Theory on the scattering of light and surface plasmon polaritons by arrays of holes and dimples in a metal film

TL;DR

This paper presents a theoretical study of how arrays of holes and dimples in metal films scatter light and surface plasmon polaritons, introducing a modal expansion method capable of handling complex geometries and real metals.

Contribution

It introduces a novel modal expansion formalism for analyzing light and SPP scattering by large arrays of holes or dimples in metal films, applicable to real metals with thousands of indentations.

Findings

Single holes can scatter a significant fraction of light into SPPs.

Holes and dimples scatter SPPs into light with similar efficiencies if the dimple depth exceeds its radius.

Normalized emittances in different channels depend differently on the number of holes.

Abstract

The scattering of light and surface plasmon polaritons (SPPs) by finite arrays of either holes or dimples in a metal film is treated theoretically. A modal expansion formalism, capable of handling real metals with up to thousands of indentations, is presented.
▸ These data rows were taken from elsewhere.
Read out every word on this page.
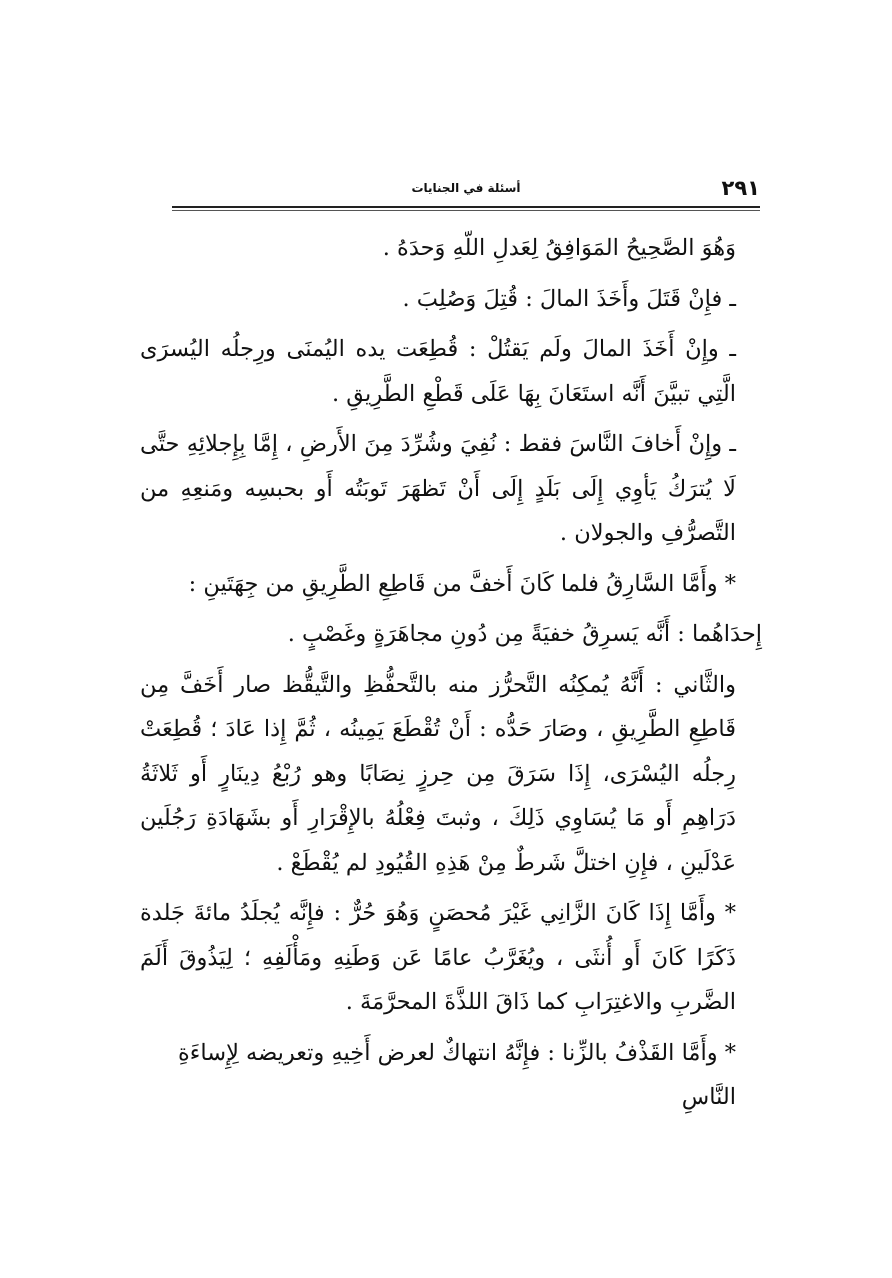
٢٩١
أسئلة في الجنايات

وَهُوَ الصَّحِيحُ المَوَافِقُ لِعَدلِ اللّهِ وَحدَهُ .

ـ فإِنْ قَتَلَ وأَخَذَ المالَ : قُتِلَ وَصُلِبَ .

ـ وإِنْ أَخَذَ المالَ ولَم يَقتُلْ : قُطِعَت يده اليُمنَى ورِجلُه اليُسرَى الَّتِي تبيَّنَ أَنَّه استَعَانَ بِهَا عَلَى قَطْعِ الطَّرِيقِ .

ـ وإِنْ أَخافَ النَّاسَ فقط : نُفِيَ وشُرِّدَ مِنَ الأَرضِ ، إِمَّا بِإِجلائِهِ حتَّى لَا يُترَكُ يَأوِي إِلَى بَلَدٍ إِلَى أَنْ تَظهَرَ تَوبَتُه أَو بحبسِه ومَنعِهِ من التَّصرُّفِ والجولان .

* وأَمَّا السَّارِقُ فلما كَانَ أَخفَّ من قَاطِعِ الطَّرِيقِ من جِهَتَينِ :

إِحدَاهُما : أَنَّه يَسرِقُ خفيَةً مِن دُونِ مجاهَرَةٍ وغَصْبٍ .

والثَّاني : أَنَّهُ يُمكِنُه التَّحرُّز منه بالتَّحفُّظِ والتَّيقُّظ صار أَخَفَّ مِن قَاطِعِ الطَّرِيقِ ، وصَارَ حَدُّه : أَنْ تُقْطَعَ يَمِينُه ، ثُمَّ إِذا عَادَ ؛ قُطِعَتْ رِجلُه اليُسْرَى، إِذَا سَرَقَ مِن حِرزٍ نِصَابًا وهو رُبْعُ دِينَارٍ أَو ثَلاثَةُ دَرَاهِمِ أَو مَا يُسَاوِي ذَلِكَ ، وثبتَ فِعْلُهُ بالإِقْرَارِ أَو بشَهَادَةِ رَجُلَين عَدْلَينِ ، فإِنِ اختلَّ شَرطٌ مِنْ هَذِهِ القُيُودِ لم يُقْطَعْ .

* وأَمَّا إِذَا كَانَ الزَّانِي غَيْرَ مُحصَنٍ وَهُوَ حُرٌّ : فإِنَّه يُجلَدُ مائةَ جَلدة ذَكَرًا كَانَ أَو أُنثَى ، ويُغَرَّبُ عامًا عَن وَطَنِهِ ومَأْلَفِهِ ؛ لِيَذُوقَ أَلَمَ الضَّربِ والاغتِرَابِ كما ذَاقَ اللذَّةَ المحرَّمَةَ .

* وأَمَّا القَذْفُ بالزِّنا : فإِنَّهُ انتهاكٌ لعرض أَخِيهِ وتعريضه لِإِساءَةِ النَّاسِ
Computations based on this method demonstrate that a single hole scatters a significant fraction of incoming light into SPPs. It is also observed that holes and dimples scatter SPPs into light with similar efficiencies, provided the depth of the dimple is larger than its radius. Finally, it is shown that in arrays the normalized-to-area emittances in the out-of-plane and SPP channels present different dependences with the number of holes.